Where Stone helps over LlamaIndex Workflow: the DAG is visible and replayable. Every intermediate result is a typed node with a stable identity; you can print it, compare two runs, or feed it into a downstream ashlar without extra serialization plumbing.

4.14.3 If you’re coming from a bare SDK🔗ℹ

You have a script that calls the Anthropic or OpenAI SDK in a loop. It works. Why would you reach for Stone?

You wouldn’t — until the script grows any of:

  • A loop with a termination condition that depends on structured output.

  • A human-in-the-loop approval step that pauses execution.

  • Fan-out over a list of items followed by a reducer.

  • Multi-turn tool use with deterministic validation after each turn.

  • Replay of a failed run from the point of failure.

  • A typed trace of what the model saw and decided at each step.

Each of these is a state machine, and hand-rolling them around SDK calls gets expensive fast. Stone’s tax is learning the framework; your current tax is the state machines you already maintain. The break-even is roughly "do I want to do this pattern more than once in more than one place."

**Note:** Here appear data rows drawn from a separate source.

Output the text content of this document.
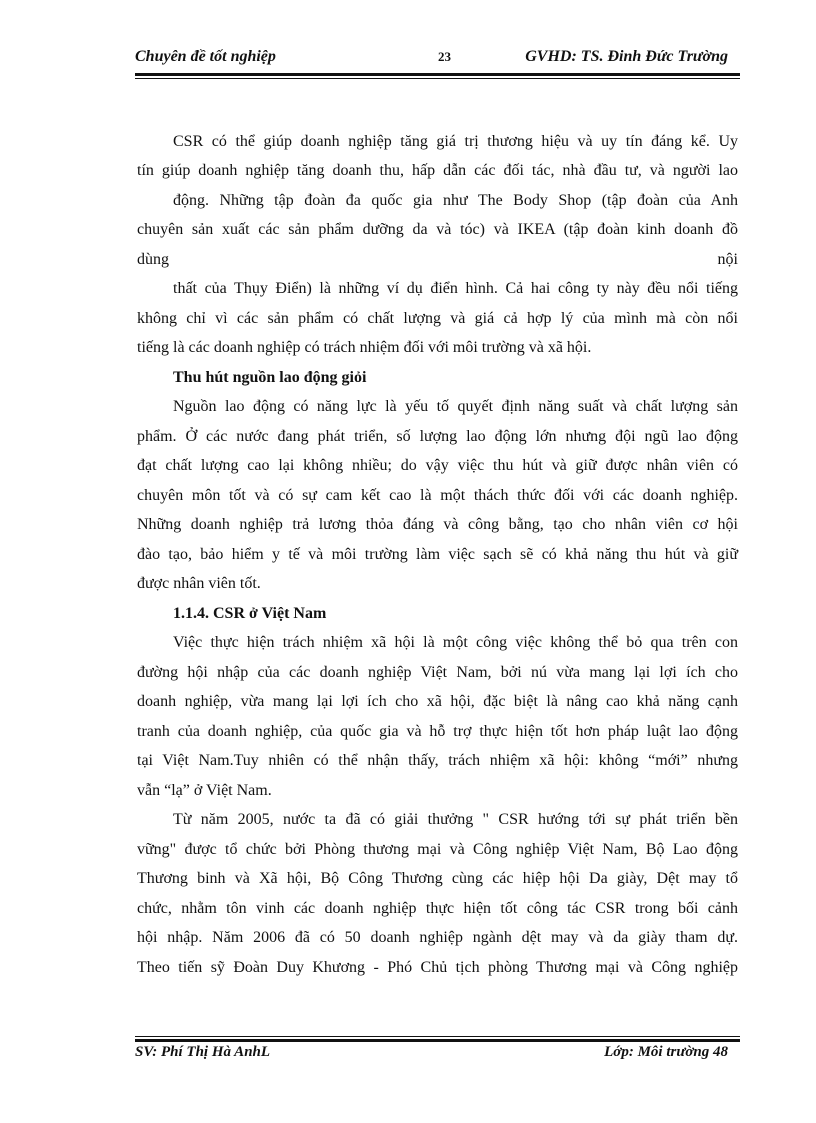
Chuyên đề tốt nghiệp	23	GVHD: TS. Đinh Đức Trường
CSR có thể giúp doanh nghiệp tăng giá trị thương hiệu và uy tín đáng kể. Uy
tín giúp doanh nghiệp tăng doanh thu, hấp dẫn các đối tác, nhà đầu tư, và người lao
động. Những tập đoàn đa quốc gia như The Body Shop (tập đoàn của Anh
chuyên sản xuất các sản phẩm dưỡng da và tóc) và IKEA (tập đoàn kinh doanh đồ
dùng nội
thất của Thụy Điển) là những ví dụ điển hình. Cả hai công ty này đều nổi tiếng
không chỉ vì các sản phẩm có chất lượng và giá cả hợp lý của mình mà còn nổi
tiếng là các doanh nghiệp có trách nhiệm đối với môi trường và xã hội.
Thu hút nguồn lao động giỏi
Nguồn lao động có năng lực là yếu tố quyết định năng suất và chất lượng sản
phẩm. Ở các nước đang phát triển, số lượng lao động lớn nhưng đội ngũ lao động
đạt chất lượng cao lại không nhiều; do vậy việc thu hút và giữ được nhân viên có
chuyên môn tốt và có sự cam kết cao là một thách thức đối với các doanh nghiệp.
Những doanh nghiệp trả lương thỏa đáng và công bằng, tạo cho nhân viên cơ hội
đào tạo, bảo hiểm y tế và môi trường làm việc sạch sẽ có khả năng thu hút và giữ
được nhân viên tốt.
1.1.4. CSR ở Việt Nam
Việc thực hiện trách nhiệm xã hội là một công việc không thể bỏ qua trên con
đường hội nhập của các doanh nghiệp Việt Nam, bởi nú vừa mang lại lợi ích cho
doanh nghiệp, vừa mang lại lợi ích cho xã hội, đặc biệt là nâng cao khả năng cạnh
tranh của doanh nghiệp, của quốc gia và hỗ trợ thực hiện tốt hơn pháp luật lao động
tại Việt Nam.Tuy nhiên có thể nhận thấy, trách nhiệm xã hội: không “mới” nhưng
vẫn “lạ” ở Việt Nam.
Từ năm 2005, nước ta đã có giải thưởng " CSR hướng tới sự phát triển bền
vững" được tổ chức bởi Phòng thương mại và Công nghiệp Việt Nam, Bộ Lao động
Thương binh và Xã hội, Bộ Công Thương cùng các hiệp hội Da giày, Dệt may tổ
chức, nhằm tôn vinh các doanh nghiệp thực hiện tốt công tác CSR trong bối cảnh
hội nhập. Năm 2006 đã có 50 doanh nghiệp ngành dệt may và da giày tham dự.
Theo tiến sỹ Đoàn Duy Khương - Phó Chủ tịch phòng Thương mại và Công nghiệp
SV: Phí Thị Hà AnhL	Lớp: Môi trường 48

4.14.3.1 Mapping SDK calls to Stone🔗ℹ

A single SDK call becomes one make-agent-ashlar with #:max-turns 1 and #:middleware '() — the single-shot pattern. The response text is available via node-text on the produced node.

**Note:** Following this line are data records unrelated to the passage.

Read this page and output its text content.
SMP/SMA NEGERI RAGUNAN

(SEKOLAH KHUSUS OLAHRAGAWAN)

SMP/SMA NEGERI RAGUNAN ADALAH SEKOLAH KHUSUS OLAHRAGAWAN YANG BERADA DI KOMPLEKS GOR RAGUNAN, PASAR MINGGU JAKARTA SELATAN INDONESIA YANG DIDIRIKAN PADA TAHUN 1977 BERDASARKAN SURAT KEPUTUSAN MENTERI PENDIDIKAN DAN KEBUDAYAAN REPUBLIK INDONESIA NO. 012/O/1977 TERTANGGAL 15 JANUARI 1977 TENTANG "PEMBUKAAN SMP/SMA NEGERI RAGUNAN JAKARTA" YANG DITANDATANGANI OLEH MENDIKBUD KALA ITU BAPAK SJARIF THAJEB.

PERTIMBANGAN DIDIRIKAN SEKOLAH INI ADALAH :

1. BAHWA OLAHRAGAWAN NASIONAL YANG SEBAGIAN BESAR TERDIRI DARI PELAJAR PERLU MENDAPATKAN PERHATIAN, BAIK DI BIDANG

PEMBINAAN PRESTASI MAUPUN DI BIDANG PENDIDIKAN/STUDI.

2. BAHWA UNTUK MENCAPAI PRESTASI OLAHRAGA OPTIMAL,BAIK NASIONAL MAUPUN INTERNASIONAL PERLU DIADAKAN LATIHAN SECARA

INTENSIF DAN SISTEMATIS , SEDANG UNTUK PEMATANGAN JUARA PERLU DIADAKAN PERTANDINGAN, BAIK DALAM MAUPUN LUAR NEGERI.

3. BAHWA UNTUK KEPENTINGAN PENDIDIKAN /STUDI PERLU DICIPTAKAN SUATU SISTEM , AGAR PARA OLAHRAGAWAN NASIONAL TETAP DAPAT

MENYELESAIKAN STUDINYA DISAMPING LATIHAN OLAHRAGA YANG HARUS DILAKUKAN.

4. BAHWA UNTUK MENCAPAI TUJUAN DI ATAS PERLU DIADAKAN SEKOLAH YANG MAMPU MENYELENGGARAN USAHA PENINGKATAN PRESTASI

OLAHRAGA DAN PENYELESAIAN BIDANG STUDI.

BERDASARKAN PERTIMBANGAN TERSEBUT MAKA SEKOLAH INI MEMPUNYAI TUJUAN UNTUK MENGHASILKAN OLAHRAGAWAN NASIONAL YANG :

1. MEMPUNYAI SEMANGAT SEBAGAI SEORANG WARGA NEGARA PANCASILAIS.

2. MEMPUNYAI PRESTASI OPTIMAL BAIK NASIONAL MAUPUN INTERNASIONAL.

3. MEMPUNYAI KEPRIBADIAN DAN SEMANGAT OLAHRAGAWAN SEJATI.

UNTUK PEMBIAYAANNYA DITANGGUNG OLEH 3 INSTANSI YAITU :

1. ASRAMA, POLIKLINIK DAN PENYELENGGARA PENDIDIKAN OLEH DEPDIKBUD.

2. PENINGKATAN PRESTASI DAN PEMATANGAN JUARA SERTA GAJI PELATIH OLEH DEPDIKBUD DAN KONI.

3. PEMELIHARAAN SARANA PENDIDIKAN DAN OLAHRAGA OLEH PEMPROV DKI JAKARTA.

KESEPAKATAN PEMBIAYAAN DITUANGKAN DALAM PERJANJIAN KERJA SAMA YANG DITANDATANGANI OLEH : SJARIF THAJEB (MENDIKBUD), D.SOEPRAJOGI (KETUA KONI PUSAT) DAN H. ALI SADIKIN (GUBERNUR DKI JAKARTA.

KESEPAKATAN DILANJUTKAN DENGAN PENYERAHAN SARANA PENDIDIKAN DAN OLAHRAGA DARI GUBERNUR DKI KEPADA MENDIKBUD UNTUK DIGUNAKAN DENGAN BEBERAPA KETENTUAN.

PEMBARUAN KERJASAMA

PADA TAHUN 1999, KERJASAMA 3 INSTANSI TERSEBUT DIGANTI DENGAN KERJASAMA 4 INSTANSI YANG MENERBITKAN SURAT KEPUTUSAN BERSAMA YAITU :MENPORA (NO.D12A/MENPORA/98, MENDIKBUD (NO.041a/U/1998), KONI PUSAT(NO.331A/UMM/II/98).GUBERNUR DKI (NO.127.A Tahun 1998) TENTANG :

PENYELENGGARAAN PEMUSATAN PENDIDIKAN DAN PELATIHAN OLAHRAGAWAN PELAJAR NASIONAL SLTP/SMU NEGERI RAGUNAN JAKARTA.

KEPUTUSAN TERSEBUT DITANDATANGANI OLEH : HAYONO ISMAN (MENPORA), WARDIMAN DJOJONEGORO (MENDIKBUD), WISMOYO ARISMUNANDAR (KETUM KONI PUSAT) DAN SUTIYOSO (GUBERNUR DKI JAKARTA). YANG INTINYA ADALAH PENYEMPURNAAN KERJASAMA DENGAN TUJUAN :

A multi-turn tool-using agent becomes make-agent-ashlar with tool middlewares and a decide function. The framework handles the conversation list, tool schema injection, tool dispatch, and the turn loop. You don’t write that loop.

A retry wrapper becomes a ashlar-loop with a predicate. A fallback becomes a ashlar-match branching on the previous ashlar’s result.

4.14.4 Racket-specific things LangChain doesn’t have🔗ℹ

A few Racket-native idioms Stone uses that don’t have Python analogs:

  • Parameters (default-model, current-trace-id) — dynamic-scope values that propagate through every call inside a parameterize body. Closest Python analog: contextvars.ContextVar.

  • The threshold — the single opening a supervisor observes and answers a run through. An ask-human ashlar poses a question on it and blocks; a supervisor (the TUI, a test) subscribes and answers. Closest Python analog: a subscribed asyncio.Queue of events plus a reply handle.

  • Keyword arguments — Stone uses #:like-this keyword args everywhere. They’re required to appear after positional arguments and can appear in any order.

See Reading Racket for the minimum you need to parse Stone code.

4.14.5 Why you’d choose Stone🔗ℹ

Three reasons it’s worth the switch:

  • Compose-time validation. Every topology can be walked before it runs. Missing producer, typo’d query, lens that doesn’t match the schema — all caught in milliseconds without an LLM call.

  • Immutable, content-addressed history. Every run produces a DAG you can print, diff, replay, or feed into the next ashlar. When a production ashlar misbehaves, you open the DAG and see what happened instead of hunting through logs.

  • One layer. A six-turn tool-using agent and a three-line parser compose with the same primitive. You’re not juggling two frameworks (scaffold + agent runtime) and their interactions.

Three reasons you wouldn’t:

  • Ecosystem. LangChain/LlamaIndex have more integrations, more vector stores, more provider adapters. If your work is primarily gluing existing libraries, Python wins.

  • Streaming on Anthropic. Not yet implemented. If streaming to the Anthropic API matters today, use the SDK or wait.

  • You don’t need the invariants. One-off scripts rarely benefit from compose-time validation. Reach for the SDK.